Pour autant, affirme-t-il, « le QE était une nécessité, il était attendu par les opérateurs et son anticipation, puis sa mise en place ont permis d'agir sur les changes et faire baisser notablement l'euro, ce qui a fait remonter ensuite les anticipations d'inflation. » En juin, si l'inflation s'est à nouveau affaiblie, Frédérik Ducrozet souligne que les prix des biens industriels, les plus sensibles au taux de change, ont progressé de 0,3 % à 0,4 % en rythme annuel. Bref, le QE, en faisant reculer l'euro, a permis de compenser en partie la baisse du prix des matières premières.

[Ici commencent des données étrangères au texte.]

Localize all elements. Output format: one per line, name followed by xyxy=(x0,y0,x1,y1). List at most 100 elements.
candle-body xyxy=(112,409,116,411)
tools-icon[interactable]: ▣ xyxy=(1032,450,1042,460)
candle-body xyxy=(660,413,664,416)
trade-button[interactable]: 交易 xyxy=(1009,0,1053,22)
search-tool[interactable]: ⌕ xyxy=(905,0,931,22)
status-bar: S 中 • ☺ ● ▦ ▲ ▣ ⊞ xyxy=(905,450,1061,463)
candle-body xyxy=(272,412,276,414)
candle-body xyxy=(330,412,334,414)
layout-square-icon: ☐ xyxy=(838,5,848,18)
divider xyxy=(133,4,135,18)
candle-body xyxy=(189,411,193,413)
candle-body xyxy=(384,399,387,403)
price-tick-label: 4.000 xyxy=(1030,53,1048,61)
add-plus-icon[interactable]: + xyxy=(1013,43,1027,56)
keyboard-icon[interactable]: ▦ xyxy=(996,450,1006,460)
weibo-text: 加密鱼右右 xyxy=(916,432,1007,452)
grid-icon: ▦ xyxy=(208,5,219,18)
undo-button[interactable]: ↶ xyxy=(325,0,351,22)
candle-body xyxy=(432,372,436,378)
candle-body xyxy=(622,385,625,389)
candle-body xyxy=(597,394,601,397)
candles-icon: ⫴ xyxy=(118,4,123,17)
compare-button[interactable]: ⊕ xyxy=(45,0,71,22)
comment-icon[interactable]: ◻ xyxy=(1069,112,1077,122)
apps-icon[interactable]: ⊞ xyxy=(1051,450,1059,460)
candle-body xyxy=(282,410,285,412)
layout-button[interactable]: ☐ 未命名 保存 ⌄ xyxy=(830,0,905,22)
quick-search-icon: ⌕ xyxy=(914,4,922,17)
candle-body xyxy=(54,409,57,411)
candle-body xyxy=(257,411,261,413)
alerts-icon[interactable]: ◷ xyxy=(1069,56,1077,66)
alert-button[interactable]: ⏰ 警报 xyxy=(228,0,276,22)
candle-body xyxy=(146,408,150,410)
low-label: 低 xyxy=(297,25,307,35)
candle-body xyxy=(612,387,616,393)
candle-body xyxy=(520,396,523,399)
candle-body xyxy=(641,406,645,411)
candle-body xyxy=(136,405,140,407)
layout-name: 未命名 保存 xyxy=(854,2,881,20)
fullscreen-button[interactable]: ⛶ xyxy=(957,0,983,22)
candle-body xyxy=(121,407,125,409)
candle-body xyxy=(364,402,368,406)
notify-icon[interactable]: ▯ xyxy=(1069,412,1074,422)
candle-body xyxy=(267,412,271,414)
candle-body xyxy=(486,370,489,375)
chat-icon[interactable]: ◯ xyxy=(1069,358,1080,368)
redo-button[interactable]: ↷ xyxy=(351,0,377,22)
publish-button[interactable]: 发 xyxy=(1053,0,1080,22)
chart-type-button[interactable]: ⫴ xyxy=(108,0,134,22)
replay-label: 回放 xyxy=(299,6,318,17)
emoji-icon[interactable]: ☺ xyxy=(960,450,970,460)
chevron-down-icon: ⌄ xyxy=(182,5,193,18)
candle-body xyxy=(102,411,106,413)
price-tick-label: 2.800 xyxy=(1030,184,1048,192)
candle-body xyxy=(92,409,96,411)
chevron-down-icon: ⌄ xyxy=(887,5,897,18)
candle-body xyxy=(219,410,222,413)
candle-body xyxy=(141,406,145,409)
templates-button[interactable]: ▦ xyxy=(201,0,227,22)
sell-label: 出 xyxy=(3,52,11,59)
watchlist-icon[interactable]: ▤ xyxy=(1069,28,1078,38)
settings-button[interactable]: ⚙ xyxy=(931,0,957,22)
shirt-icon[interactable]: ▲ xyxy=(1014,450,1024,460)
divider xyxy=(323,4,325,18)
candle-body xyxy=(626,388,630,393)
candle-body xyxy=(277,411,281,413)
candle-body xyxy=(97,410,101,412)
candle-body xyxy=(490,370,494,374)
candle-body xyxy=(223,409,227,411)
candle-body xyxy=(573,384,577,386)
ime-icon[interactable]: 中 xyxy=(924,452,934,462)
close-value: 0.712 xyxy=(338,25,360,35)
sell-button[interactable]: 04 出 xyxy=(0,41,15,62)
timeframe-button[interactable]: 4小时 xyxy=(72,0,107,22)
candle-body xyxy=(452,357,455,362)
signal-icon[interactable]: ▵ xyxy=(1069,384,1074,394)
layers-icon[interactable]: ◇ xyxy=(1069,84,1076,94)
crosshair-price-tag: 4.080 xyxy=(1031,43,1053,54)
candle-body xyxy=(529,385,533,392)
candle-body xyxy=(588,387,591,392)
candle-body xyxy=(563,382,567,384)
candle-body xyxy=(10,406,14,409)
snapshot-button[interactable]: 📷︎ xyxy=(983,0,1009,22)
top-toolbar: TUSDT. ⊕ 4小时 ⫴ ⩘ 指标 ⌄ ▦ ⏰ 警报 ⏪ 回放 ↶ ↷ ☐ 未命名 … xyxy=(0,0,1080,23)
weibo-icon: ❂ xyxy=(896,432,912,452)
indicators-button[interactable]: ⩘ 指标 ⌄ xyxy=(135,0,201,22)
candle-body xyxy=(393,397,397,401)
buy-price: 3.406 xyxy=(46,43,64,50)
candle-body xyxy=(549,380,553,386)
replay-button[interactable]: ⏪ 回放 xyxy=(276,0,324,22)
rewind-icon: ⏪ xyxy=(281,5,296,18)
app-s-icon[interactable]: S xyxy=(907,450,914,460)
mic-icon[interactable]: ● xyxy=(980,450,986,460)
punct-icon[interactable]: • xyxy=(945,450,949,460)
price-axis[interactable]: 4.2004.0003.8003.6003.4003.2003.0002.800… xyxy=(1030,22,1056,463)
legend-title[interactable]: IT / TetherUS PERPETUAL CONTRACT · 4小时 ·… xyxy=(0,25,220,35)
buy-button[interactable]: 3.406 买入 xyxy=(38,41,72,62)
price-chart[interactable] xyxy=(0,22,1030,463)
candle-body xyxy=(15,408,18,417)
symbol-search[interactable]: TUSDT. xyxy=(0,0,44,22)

Frédérik Ducrozet estime donc aussi qu'en cas de besoin, la BCE montre sa volonté d'aller plus loin dans le soutien à l'économie, notamment par l'élargissement des rachats non seulement aux titres obligataires privés, mais aussi aux actions via les ETF, les produits dérivés basés sur les indices. Ce n'est cependant pas son « scénario central. »

Préparer le Grexit ?

Reste une explication à cet élargissement : la préparation du Grexit. Après l'avertissement de Benoît Coeuré le 30 juin sur la « possibilité » de ce Grexit, la BCE montre qu'elle peut agir pour maintenir la cohésion du reste de la zone euro. La présence de titres portugais, espagnols, italiens, français, mais aussi autrichiens (où la menace d'une crise bancaire ne peut être écartée) et finlandais (où règne la récession) semble plaider pour cette option. « Cet élargissement montre que la BCE est prête à agir en cas de besoin », estime RBS. Frédérik Ducrozet acquiesce mais indique qu'en cas de Grexit, il faudra sans doute une nouvelle version du « whatever it takes », avec un nouveau programme pour contenir toute contagion.

Risque majeur

Rappelons-le : seule la BCE peut provoquer le Grexit. Elle doit donc, si elle est déterminée à réaliser cette expulsion, en prévenir les risques. Ce nouveau mouvement va dans ce sens. Mais il montre aussi que le risque de contagion que les milieux économiques ont tendance à négliger ces derniers temps est loin d'être nul. Reste qu'un Grexit est un pari à haut risque à moyen et long terme. Une banque centrale d'une union monétaire rejetant un membre de cette union risque de faire perdre beaucoup de crédibilité à la BCE. Et il n'est pas sûr que l'on croit à un nouveau « whatever it takes » alors que la BCE a échoué à défendre celui de juillet 2012. Surtout, les Eurosceptiques auront beau jeu de critiquer la BCE et faire du cas grec un précédent. Et aucun QE ne pourra de stopper ce mouvement.